I believe that only the Atonement of Jesus Christ has that kind of power. The kind where you can take something so terrible, and give it away. Drown it in the depths of the sea, where you remember it no more. And then take what you have been given, and make something truly beautiful. It certainly makes you think about hurts and offenses that you have not let go… why is it that in our human nature, and maybe more especially our feminine human nature, we find a perverse satisfaction in holding petty grudges and in feeling sorry for ourselves? I think that maybe it is because forgiveness requires faith... a leap we are sometimes unwilling or afraid to take. There was a thought from the lesson that I love. It was that forgiveness is not an act of feelings, but one of will. Can we decide to forgive?

3 comments:

* said...

Yes, we can decide to forgive. It is a choice we can make, every day of our lives.

Gripping, amazing story. And that it's not fiction makes it even more heart-stopping.

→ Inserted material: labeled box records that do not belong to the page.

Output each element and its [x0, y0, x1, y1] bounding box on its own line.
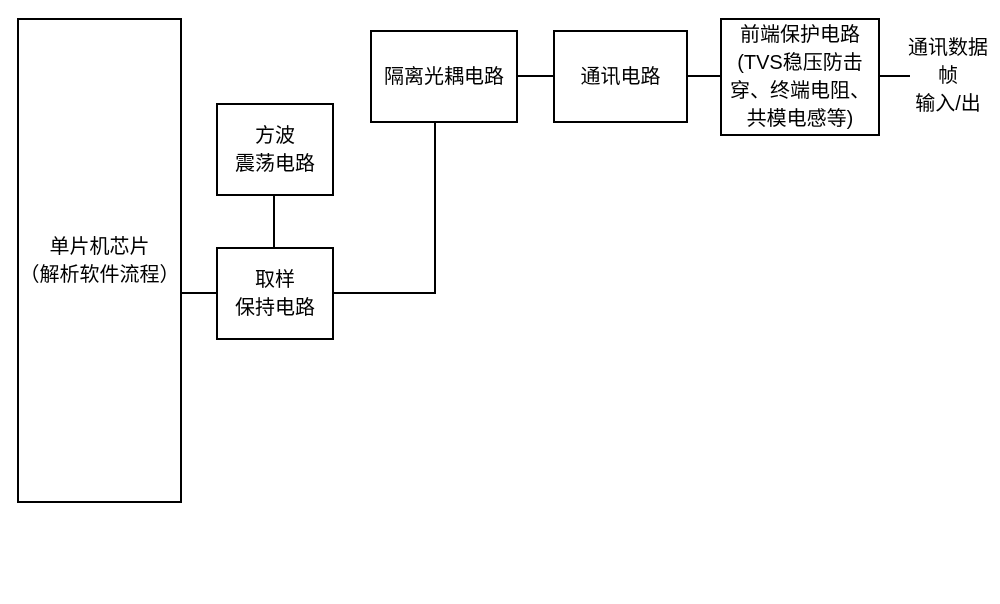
node-frontend-line4: 共模电感等) — [747, 105, 854, 133]
node-frontend-line2: (TVS稳压防击 — [737, 49, 863, 77]
edge-comm-frontend — [688, 75, 720, 77]
node-sample-hold-line2: 保持电路 — [235, 294, 315, 322]
node-frontend-line1: 前端保护电路 — [740, 21, 860, 49]
output-label-line2: 帧 — [900, 62, 996, 90]
edge-frontend-output — [880, 75, 910, 77]
node-mcu: 单片机芯片 （解析软件流程） — [17, 18, 182, 503]
edge-vertical-to-optocoupler — [434, 123, 436, 294]
edge-optocoupler-comm — [518, 75, 553, 77]
output-label-line3: 输入/出 — [900, 90, 996, 118]
node-frontend: 前端保护电路 (TVS稳压防击 穿、终端电阻、 共模电感等) — [720, 18, 880, 136]
node-square-wave-line1: 方波 — [255, 122, 295, 150]
output-label: 通讯数据 帧 输入/出 — [900, 34, 996, 118]
edge-squarewave-samplehold — [273, 196, 275, 247]
node-sample-hold: 取样 保持电路 — [216, 247, 334, 340]
node-square-wave: 方波 震荡电路 — [216, 103, 334, 196]
edge-samplehold-right — [334, 292, 436, 294]
node-optocoupler-line1: 隔离光耦电路 — [384, 63, 504, 91]
node-comm-line1: 通讯电路 — [581, 63, 661, 91]
node-mcu-line2: （解析软件流程） — [20, 261, 180, 289]
node-sample-hold-line1: 取样 — [255, 266, 295, 294]
node-optocoupler: 隔离光耦电路 — [370, 30, 518, 123]
node-mcu-line1: 单片机芯片 — [50, 233, 150, 261]
output-label-line1: 通讯数据 — [900, 34, 996, 62]
node-frontend-line3: 穿、终端电阻、 — [730, 77, 870, 105]
node-square-wave-line2: 震荡电路 — [235, 150, 315, 178]
edge-mcu-samplehold — [182, 292, 216, 294]
node-comm: 通讯电路 — [553, 30, 688, 123]
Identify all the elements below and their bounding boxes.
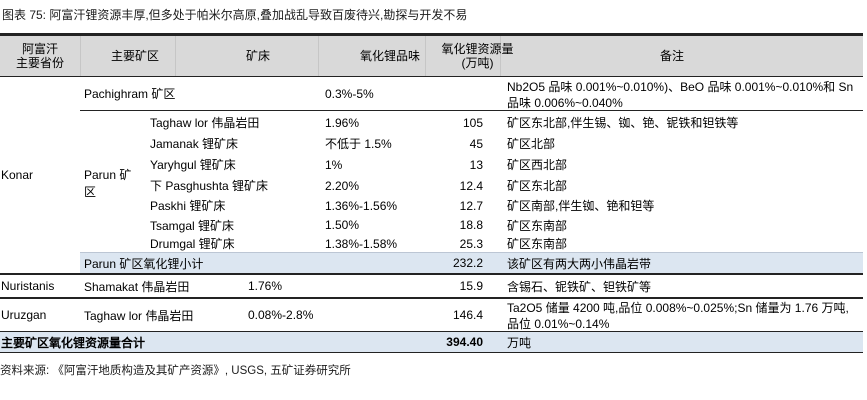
deposit-name: Jamanak 锂矿床 [150, 137, 239, 151]
remark-text: Ta2O5 储量 4200 吨,品位 0.008%~0.025%;Sn 储量为 … [507, 301, 849, 331]
header-deposit: 矿床 [245, 49, 270, 63]
table-row-pachighram: Pachighram 矿区 0.3%-5% Nb2O5 品味 0.001%~0.… [0, 77, 863, 110]
deposit-name: Shamakat 伟晶岩田 [84, 279, 190, 294]
table-top-border [0, 33, 863, 36]
amount-value: 15.9 [459, 279, 483, 293]
remark-text: 矿区东北部,伴生锡、铷、铯、铌铁和钽铁等 [507, 116, 739, 130]
amount-value: 12.4 [459, 178, 483, 193]
amount-value: 18.8 [459, 218, 483, 232]
header-column-divider [425, 36, 426, 76]
remark-text: 矿区南部,伴生铷、铯和钽等 [507, 199, 655, 213]
deposit-name: Tsamgal 锂矿床 [150, 218, 235, 233]
table-row-mine: Paskhi 锂矿床 1.36%-1.56% 12.7 矿区南部,伴生铷、铯和钽… [0, 195, 863, 216]
deposit-name: Taghaw lor 伟晶岩田 [150, 116, 260, 130]
table-row-mine: Yaryhgul 锂矿床 1% 13 矿区西北部 [0, 154, 863, 175]
table-row-mine: Taghaw lor 伟晶岩田 1.96% 105 矿区东北部,伴生锡、铷、铯、… [0, 112, 863, 133]
table-header-bottom-border [0, 76, 863, 77]
grade-value: 1.96% [325, 115, 360, 130]
remark-text: 含锡石、铌铁矿、钽铁矿等 [507, 279, 652, 294]
header-column-divider [500, 36, 501, 76]
grade-value: 0.3%-5% [325, 86, 374, 101]
total-label: 主要矿区氧化锂资源量合计 [1, 335, 146, 350]
table-row-mine: Drumgal 锂矿床 1.38%-1.58% 25.3 矿区东南部 [0, 234, 863, 253]
deposit-name: 下 Pasghushta 锂矿床 [150, 179, 269, 193]
province-konar: Konar [1, 168, 34, 182]
header-resource: 氧化锂资源量 (万吨) [441, 42, 514, 70]
remark-text: 矿区东北部 [507, 179, 568, 193]
grade-value: 1.76% [248, 279, 283, 293]
source-note: 资料来源: 《阿富汗地质构造及其矿产资源》, USGS, 五矿证券研究所 [0, 365, 351, 377]
grade-value: 2.20% [325, 178, 360, 193]
amount-value: 146.4 [452, 308, 483, 322]
district-parun: Parun 矿区 [84, 168, 132, 199]
province-name: Uruzgan [1, 308, 47, 322]
amount-value: 13 [469, 157, 483, 172]
remark-text: 矿区东南部 [507, 218, 568, 233]
header-grade: 氧化锂品味 [359, 49, 420, 63]
amount-value: 232.2 [452, 256, 483, 270]
table-row-mine: 下 Pasghushta 锂矿床 2.20% 12.4 矿区东北部 [0, 175, 863, 196]
deposit-name: Paskhi 锂矿床 [150, 199, 226, 213]
table-row-parun-subtotal: Parun 矿区氧化锂小计 232.2 该矿区有两大两小伟晶岩带 [80, 253, 863, 273]
table-row-mine: Jamanak 锂矿床 不低于 1.5% 45 矿区北部 [0, 133, 863, 154]
remark-text: 矿区北部 [507, 137, 556, 151]
row-divider [80, 110, 863, 111]
header-column-divider [175, 36, 176, 76]
remark-text: 该矿区有两大两小伟晶岩带 [507, 256, 652, 271]
remark-text: 矿区西北部 [507, 158, 568, 172]
deposit-name: Yaryhgul 锂矿床 [150, 158, 236, 172]
grade-value: 0.08%-2.8% [248, 308, 314, 322]
table-header-background [0, 36, 863, 76]
table-row-nuristanis: Nuristanis Shamakat 伟晶岩田 1.76% 15.9 含锡石、… [0, 275, 863, 297]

This is a beautiful post. May I use it (adapting it, of course) to a future YW lesson?

Anonymous said...

I'm going to be using this. I don't know when or where but it's so good I know it will not go to waste.

(p.s. The cookies got eaten when I paused in mailing. I am going to try again this week. Here's hoping i succeed.)

RSM Text Factor Gurus said...

I don't know but I don't forgive you for being thin, smart, funny, and a great cook. no way.